Order once placed, the source tokens are transferred to a lending platform, where they generate APY till the limit price is reached.
Users also have advanced options to select the expiry time and execution slippage. Octane limit orders are executed using DeFi AMM's within the slippage range specified by the user.
Details shown while placing an order are:
- Estimated rewards: This value shows the possible rewards that can be earned if the limit order takes 1Y to be executed based on the APY provided by the lending pool.
- Order Fee: The transaction fee is taken from the user for this order.
- Fee Discount: Discount received if the order fee is paid in OCTANE tokens.
- Total Amount: Total amount value of the order.
Executors can execute orders by paying the gas fee for the execute transaction in return for incentives.

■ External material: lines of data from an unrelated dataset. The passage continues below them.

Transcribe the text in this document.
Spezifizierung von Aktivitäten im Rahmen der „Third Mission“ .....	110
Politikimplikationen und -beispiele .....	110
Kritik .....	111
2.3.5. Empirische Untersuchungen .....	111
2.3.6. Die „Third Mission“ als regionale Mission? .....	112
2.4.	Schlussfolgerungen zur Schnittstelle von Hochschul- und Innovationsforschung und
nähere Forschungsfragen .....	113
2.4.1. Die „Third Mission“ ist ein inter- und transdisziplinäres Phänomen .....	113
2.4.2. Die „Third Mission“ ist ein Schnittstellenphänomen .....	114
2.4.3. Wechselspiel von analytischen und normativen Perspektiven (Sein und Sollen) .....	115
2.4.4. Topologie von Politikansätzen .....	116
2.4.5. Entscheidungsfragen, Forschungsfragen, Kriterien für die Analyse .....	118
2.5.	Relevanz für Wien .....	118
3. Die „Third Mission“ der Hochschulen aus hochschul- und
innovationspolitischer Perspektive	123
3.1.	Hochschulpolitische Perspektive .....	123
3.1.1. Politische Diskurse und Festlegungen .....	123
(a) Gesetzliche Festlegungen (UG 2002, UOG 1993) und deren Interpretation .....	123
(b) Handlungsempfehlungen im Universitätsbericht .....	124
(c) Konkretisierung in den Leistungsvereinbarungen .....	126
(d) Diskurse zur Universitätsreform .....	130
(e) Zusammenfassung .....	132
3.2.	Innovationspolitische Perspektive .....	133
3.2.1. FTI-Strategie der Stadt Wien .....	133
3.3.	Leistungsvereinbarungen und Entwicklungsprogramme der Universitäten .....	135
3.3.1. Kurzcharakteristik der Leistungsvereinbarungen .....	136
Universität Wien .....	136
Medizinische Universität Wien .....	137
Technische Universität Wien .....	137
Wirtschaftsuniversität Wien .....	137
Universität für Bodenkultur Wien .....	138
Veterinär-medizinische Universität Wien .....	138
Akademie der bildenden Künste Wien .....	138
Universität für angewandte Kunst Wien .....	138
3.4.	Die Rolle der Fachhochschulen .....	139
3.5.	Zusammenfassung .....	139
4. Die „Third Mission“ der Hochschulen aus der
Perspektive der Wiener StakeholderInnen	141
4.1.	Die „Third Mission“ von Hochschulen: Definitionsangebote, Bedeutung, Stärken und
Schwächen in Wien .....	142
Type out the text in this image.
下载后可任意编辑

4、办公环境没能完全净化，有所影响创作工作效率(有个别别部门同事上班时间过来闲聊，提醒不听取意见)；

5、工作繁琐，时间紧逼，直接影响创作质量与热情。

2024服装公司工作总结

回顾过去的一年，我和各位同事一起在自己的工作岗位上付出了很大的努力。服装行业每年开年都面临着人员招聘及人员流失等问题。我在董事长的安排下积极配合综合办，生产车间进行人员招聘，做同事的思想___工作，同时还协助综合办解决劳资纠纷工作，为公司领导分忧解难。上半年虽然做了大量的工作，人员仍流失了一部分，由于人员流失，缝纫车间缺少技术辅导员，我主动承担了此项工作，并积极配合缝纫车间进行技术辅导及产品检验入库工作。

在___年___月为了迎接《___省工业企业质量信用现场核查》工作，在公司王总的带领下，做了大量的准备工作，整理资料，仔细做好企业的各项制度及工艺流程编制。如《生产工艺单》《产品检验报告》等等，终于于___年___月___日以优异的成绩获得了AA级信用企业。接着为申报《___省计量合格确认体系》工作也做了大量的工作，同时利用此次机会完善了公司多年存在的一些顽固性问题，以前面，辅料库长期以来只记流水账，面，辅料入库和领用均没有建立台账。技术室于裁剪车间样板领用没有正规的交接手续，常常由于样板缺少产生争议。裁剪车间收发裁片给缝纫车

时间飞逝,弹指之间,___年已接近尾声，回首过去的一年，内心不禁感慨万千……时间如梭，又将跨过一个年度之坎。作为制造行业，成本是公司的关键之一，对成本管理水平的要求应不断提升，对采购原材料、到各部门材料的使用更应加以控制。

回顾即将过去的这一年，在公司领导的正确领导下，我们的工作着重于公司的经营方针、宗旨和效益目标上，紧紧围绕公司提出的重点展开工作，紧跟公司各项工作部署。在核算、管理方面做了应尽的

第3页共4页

- Funds are taken out from the lending platform.
- An order is placed to swap source tokens to destination tokens using execution slippage.
- Destination tokens are sent back to the lending platform to generate more APY.
These are all internal transactions happening within the execute transaction.
If the swap fails due to execution slippage or other conditions not being satisfied the order is sent back into the pending order pool, from where other executors can try to execute the order.
Executed funds are sent back for APY generation to the lending protocol, giving users the best returns in all cases.
Users can withdraw destination tokens anytime. A withdrawal request will transfer the funds and APY generated on those funds back to the user's wallet.
Users can cancel orders anytime. On cancellation, order token funds are transferred back to the user's wallet along with the APY generated till cancellation time.
No order fee is charged, it is also returned back to the user. The only cost user has to bear is the gas fee for the cancellation transaction.